1340 – Start debrief. Now begins the gruelling process as a student of justifying (and hence defending!) all of your decisions, actions and mistakes from the planning stages right through to shutting the jet down. Using the incredible debrie?ng facilities available at IV(R) Sqn you are able to replay every single detail from the flight, including watching video replay of the Head Up Display, listening to all of the communications and interrogating every single button press. Using these tools the instructors can assess whether you have achieved the objective in a safe and efficient manner to course standard and also debrief you on errors, misunderstandings or problems you may have with any elements of your flying. After up to 2 hours of debriefing you are complete and ready for the verdict. Alas you have failed; you missed the targets and didn’t keep a close enough eye on your fuel.

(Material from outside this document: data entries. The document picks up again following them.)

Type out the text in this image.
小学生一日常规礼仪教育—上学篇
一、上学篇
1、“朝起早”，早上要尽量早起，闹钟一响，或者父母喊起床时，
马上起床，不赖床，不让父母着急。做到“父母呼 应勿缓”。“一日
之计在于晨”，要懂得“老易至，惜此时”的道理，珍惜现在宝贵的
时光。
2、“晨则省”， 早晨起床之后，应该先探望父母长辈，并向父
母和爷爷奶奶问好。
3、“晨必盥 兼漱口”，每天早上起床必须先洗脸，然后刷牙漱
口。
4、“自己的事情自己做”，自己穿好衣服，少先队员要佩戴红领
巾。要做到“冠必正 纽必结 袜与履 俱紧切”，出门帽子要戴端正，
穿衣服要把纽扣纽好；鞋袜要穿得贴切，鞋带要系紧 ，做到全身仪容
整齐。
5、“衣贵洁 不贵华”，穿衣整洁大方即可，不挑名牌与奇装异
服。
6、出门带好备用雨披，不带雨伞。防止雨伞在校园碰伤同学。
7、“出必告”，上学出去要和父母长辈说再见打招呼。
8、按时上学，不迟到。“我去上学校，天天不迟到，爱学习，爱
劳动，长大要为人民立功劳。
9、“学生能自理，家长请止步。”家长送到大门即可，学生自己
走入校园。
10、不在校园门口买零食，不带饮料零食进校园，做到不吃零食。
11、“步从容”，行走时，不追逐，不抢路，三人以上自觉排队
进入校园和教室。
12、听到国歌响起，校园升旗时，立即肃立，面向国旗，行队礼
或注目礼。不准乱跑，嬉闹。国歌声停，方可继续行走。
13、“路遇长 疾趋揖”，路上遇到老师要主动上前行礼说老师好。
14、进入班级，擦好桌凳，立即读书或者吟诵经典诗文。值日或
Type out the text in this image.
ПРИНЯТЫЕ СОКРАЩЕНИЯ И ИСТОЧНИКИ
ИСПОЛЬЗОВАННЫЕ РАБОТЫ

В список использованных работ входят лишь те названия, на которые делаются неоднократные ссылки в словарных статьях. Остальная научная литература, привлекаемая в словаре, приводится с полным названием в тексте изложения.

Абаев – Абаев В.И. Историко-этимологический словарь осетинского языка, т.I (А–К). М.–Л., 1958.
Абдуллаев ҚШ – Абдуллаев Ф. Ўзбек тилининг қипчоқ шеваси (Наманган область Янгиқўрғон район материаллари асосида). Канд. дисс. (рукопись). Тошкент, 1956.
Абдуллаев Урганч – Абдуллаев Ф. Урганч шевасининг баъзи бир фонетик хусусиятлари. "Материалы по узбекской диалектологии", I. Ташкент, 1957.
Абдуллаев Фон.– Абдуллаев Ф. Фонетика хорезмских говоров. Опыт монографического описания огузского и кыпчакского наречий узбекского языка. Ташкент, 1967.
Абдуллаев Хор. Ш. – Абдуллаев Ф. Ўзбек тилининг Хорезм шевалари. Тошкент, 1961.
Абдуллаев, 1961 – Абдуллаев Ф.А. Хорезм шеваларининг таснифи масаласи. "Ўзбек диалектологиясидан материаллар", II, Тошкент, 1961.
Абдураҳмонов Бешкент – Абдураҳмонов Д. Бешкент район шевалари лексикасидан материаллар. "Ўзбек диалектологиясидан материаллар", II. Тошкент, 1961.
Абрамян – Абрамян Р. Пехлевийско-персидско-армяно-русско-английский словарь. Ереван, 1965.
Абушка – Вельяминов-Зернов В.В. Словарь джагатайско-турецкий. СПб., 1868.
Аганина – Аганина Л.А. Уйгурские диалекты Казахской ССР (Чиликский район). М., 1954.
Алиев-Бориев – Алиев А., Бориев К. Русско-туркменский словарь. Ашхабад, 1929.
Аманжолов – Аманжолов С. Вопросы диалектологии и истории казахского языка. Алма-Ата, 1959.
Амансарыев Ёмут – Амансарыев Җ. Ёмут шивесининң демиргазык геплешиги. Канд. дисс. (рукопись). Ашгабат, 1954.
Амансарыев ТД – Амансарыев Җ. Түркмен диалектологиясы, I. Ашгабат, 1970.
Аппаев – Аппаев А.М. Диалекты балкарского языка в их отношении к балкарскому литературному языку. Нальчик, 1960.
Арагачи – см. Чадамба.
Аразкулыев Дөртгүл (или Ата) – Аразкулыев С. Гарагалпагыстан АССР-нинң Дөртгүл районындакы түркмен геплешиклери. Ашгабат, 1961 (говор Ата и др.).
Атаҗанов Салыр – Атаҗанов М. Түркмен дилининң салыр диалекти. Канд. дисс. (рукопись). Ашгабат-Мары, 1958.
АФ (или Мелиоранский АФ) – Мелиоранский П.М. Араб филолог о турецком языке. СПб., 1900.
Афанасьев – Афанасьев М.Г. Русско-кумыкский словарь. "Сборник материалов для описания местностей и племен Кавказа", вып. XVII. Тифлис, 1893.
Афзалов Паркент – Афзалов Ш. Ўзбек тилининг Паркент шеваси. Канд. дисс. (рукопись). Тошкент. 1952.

1510 – End Debrief. Time to grab some food, log on and check any emails but most importantly go and re-watch the debrief tape to consolidate your own knowledge on where you went wrong and make some notes on how you are going to fix it for next time. Or just head to mandatory Aircrew Physical training to run through the tears.

1530 – Aircrew conditioning. Mandatory, high intensity interval training interspersed with strapping a large weight to your head and walking backwards and forwards to prevent neck injury under intense G.

1730 – Bar. Time to head to the bar, find out who else is on ‘Air Warning’ for failing a sortie, have a beer and spin your dit on where you went wrong before heading to your room for some more evening revision, preparing to start the whole process again in the morning. Don’t worry though – you have another two shots at this trip before you lose your job. As always the show must go on at the mighty IV(R) Sqn, you don’t train the most potent fighter pilots in the world with slack standards!

The Students of Cse 16 – Mighty IV(R) Sqn, Punchiest Sqn in all of 22Gp.